A few months ago I discovered elitewriters.co.uk and got into email correspondence with the site owner, Ellie Williamson. She seemed great, we'd chat about how ridiculous it was, us both being up at 2am in the morning working on our various bits of fiction, seemingly not realising that we weren't actually writing at all but chatting. 


I was going to be the site's profiled writer in July.  I submitted the required pieces of writing - an About You, a Blog Entry and a Short Piece of Fiction but then everything went quiet.  A few days of no response and I had a terrible sense of foreboding.  I knew I'd only 'met' Ellie on-line but she just didn't seem the type of person to suddenly, and without explanation, close all communication.  I kept checking back to the site which was like the Marie Celeste.  I even had the fleeting notion that the site was a scam to fleece my £10 annual membership from me but I had to have a stern word with myself for doubting my instincts; I knew that  Ellie Williamson and her site were completely kosher.

When I got back from holiday, I clicked on the link to elitewriters.co.uk and everything had changed.  A new homepage had been uploaded which explained that Ellie had died after a three year battle with breast cancer.  Her friend and colleague, Lorraine Cornish, who runs Words Undone and also helps out with Active Writers, had decided to take over the site in her memory.

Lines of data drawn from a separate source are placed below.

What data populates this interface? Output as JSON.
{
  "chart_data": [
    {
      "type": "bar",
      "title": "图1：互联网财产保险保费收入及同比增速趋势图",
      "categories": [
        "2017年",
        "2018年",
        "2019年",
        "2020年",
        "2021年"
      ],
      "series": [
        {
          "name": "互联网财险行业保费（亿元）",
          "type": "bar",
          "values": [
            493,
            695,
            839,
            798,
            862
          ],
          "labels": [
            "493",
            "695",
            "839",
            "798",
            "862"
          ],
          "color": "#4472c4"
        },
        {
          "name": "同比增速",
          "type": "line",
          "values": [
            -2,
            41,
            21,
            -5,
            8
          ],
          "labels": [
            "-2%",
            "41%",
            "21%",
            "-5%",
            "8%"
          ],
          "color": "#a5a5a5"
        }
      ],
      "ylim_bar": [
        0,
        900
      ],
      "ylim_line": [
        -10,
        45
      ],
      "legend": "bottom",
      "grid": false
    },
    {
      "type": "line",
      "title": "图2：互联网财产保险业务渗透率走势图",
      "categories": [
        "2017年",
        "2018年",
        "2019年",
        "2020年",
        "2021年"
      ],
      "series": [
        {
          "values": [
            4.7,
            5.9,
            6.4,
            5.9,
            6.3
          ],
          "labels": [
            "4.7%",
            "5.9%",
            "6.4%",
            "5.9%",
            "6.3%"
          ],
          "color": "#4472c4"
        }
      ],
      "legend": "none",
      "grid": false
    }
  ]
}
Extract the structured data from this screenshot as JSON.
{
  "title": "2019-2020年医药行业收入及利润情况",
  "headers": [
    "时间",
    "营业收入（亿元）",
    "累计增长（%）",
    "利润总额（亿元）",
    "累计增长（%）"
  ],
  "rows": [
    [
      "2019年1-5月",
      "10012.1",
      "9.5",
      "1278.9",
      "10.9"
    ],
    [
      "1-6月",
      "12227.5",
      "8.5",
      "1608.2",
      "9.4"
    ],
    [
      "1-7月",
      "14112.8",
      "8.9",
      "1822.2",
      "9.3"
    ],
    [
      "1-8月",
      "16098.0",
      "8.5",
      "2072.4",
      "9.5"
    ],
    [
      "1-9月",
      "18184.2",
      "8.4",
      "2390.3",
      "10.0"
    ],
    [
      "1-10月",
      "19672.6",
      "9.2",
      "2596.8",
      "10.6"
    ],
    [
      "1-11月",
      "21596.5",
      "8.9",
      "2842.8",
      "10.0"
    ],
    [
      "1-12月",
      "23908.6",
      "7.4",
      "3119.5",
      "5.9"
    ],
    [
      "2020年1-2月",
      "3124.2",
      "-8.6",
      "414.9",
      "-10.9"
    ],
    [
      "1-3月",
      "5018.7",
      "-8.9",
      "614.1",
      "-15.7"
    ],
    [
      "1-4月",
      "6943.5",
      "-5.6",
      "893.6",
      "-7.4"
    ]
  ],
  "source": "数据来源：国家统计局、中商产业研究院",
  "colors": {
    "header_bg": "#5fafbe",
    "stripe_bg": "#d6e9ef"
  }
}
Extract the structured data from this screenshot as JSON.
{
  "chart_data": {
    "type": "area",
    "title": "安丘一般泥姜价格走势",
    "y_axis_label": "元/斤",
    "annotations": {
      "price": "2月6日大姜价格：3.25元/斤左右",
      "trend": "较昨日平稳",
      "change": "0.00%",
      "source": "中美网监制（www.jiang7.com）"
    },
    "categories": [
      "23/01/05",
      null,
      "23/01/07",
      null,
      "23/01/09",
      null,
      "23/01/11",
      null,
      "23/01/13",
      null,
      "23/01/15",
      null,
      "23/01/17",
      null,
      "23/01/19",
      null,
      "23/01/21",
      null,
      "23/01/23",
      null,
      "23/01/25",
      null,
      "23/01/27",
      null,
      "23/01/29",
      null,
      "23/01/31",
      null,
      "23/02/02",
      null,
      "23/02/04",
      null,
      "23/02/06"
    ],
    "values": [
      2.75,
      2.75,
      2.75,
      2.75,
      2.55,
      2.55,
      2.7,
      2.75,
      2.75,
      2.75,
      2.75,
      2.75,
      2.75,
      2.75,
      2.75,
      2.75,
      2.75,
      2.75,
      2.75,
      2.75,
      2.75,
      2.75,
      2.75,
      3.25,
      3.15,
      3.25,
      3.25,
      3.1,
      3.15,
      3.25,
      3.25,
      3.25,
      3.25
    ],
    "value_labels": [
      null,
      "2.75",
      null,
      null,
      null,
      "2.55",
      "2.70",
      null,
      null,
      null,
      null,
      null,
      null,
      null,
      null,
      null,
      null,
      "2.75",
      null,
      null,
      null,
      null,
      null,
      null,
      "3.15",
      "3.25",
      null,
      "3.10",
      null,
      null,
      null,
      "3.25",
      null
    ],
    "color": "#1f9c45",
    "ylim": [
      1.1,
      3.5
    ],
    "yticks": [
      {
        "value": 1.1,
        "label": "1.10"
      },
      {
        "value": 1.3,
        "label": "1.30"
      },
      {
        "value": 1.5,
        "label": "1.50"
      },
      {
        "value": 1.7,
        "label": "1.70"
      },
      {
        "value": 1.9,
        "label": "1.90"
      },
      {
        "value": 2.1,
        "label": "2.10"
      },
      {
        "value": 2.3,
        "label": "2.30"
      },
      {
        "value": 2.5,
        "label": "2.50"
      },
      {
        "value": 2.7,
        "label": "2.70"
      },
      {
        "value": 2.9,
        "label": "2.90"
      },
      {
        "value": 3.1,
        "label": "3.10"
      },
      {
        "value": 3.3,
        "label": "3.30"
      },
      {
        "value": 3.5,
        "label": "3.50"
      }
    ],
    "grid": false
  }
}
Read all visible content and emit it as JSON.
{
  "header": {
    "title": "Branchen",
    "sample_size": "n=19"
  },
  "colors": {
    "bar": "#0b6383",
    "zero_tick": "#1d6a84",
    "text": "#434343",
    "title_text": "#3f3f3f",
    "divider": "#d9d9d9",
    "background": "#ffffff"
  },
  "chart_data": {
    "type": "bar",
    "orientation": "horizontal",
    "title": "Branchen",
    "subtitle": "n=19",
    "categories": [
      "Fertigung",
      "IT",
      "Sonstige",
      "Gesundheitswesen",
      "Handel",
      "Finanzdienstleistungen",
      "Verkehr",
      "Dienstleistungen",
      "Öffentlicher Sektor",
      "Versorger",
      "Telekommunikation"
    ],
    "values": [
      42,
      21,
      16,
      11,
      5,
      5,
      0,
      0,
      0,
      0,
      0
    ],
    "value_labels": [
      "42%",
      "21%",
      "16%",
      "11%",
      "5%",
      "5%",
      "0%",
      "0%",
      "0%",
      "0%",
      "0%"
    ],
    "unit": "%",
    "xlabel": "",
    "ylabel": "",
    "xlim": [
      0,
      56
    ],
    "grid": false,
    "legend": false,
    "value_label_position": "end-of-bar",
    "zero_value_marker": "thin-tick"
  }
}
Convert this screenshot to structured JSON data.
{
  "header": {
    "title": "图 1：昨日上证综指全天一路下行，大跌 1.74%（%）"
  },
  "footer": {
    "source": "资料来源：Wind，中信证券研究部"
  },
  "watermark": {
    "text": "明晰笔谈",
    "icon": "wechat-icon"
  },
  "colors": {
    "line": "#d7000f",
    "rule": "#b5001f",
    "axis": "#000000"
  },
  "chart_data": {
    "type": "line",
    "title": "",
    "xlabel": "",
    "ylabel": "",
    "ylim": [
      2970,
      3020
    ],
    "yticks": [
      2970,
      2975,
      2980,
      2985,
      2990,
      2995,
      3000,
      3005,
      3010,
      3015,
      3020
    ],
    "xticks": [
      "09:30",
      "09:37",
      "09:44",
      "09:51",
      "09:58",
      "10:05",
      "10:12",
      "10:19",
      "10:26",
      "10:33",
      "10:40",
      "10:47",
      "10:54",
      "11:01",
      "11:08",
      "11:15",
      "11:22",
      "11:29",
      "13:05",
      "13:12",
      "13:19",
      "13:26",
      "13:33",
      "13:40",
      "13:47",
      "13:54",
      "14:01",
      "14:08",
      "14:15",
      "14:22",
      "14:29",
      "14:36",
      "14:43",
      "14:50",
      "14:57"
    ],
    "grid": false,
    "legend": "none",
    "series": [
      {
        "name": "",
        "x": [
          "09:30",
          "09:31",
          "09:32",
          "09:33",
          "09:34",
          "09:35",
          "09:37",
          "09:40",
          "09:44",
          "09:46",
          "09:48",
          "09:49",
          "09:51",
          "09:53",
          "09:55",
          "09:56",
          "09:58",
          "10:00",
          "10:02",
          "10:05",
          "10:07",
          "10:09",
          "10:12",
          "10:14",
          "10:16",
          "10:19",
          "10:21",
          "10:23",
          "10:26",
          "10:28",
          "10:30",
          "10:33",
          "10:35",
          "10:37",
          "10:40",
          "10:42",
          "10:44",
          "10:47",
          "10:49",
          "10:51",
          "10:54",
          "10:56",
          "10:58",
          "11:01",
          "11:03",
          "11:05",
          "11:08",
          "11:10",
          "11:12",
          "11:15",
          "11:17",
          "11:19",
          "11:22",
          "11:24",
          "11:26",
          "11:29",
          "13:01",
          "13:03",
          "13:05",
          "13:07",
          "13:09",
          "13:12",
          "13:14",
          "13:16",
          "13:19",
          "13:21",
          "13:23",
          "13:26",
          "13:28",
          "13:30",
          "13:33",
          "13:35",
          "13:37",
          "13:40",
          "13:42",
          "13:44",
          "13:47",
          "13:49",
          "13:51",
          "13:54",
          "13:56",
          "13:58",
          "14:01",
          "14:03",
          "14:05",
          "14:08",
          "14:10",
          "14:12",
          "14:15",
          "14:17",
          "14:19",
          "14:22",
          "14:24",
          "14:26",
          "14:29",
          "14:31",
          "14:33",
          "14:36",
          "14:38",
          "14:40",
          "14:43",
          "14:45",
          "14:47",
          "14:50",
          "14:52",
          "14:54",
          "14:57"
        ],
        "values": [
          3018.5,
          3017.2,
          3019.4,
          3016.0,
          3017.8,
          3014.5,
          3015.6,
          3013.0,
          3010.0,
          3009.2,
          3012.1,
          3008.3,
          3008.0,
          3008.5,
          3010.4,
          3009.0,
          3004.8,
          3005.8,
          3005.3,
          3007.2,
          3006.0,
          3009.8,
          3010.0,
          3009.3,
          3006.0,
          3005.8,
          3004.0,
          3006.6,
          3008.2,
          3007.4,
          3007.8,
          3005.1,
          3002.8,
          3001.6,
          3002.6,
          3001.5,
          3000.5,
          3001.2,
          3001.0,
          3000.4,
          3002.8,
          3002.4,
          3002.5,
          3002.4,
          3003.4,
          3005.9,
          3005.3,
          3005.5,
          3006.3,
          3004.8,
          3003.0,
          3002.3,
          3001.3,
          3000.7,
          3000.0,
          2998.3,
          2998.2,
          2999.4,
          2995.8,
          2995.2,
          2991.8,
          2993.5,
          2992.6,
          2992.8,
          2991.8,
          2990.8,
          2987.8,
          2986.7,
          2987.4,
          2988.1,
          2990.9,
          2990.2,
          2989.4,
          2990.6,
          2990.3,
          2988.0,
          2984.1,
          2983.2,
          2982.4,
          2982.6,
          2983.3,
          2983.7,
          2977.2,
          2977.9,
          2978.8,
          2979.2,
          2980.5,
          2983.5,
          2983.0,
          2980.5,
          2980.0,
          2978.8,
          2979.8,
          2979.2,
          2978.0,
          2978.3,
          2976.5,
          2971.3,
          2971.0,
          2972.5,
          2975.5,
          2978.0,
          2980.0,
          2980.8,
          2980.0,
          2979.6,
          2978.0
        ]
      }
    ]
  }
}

I wouldn't claim to know Ellie or insult those close to her by pretending to feel a grief like theirs but I enjoyed my few months of correspondence with her and do feel real sadness that another person in their mid-forties should lose their life too soon.

So, I'd like to help Lorraine promote elitewriters.co.uk in Ellie's memory.  If you're a writer, please have a look at the site. It's primarily a showcase for writing with constant opportunities to enter competitions and air your missives.  If you're a reader, please pop over there and let us budding wannabes know your thoughts.


My July profile has been resurrected for September so you'll see me over there.  I had to steady my hand when I submitted the featured short story as it's something I wrote ten years ago, annoyed by the rise in cosmetic surgery, even back then.  I rediscovered the story (it isn't as heavy as it sounds) and decided to give it a whirl.  However it's the first time I've ever submitted anything which hasn't been read and critiqued by an army of helpful others.  I'd be keen to know your thoughts - honest!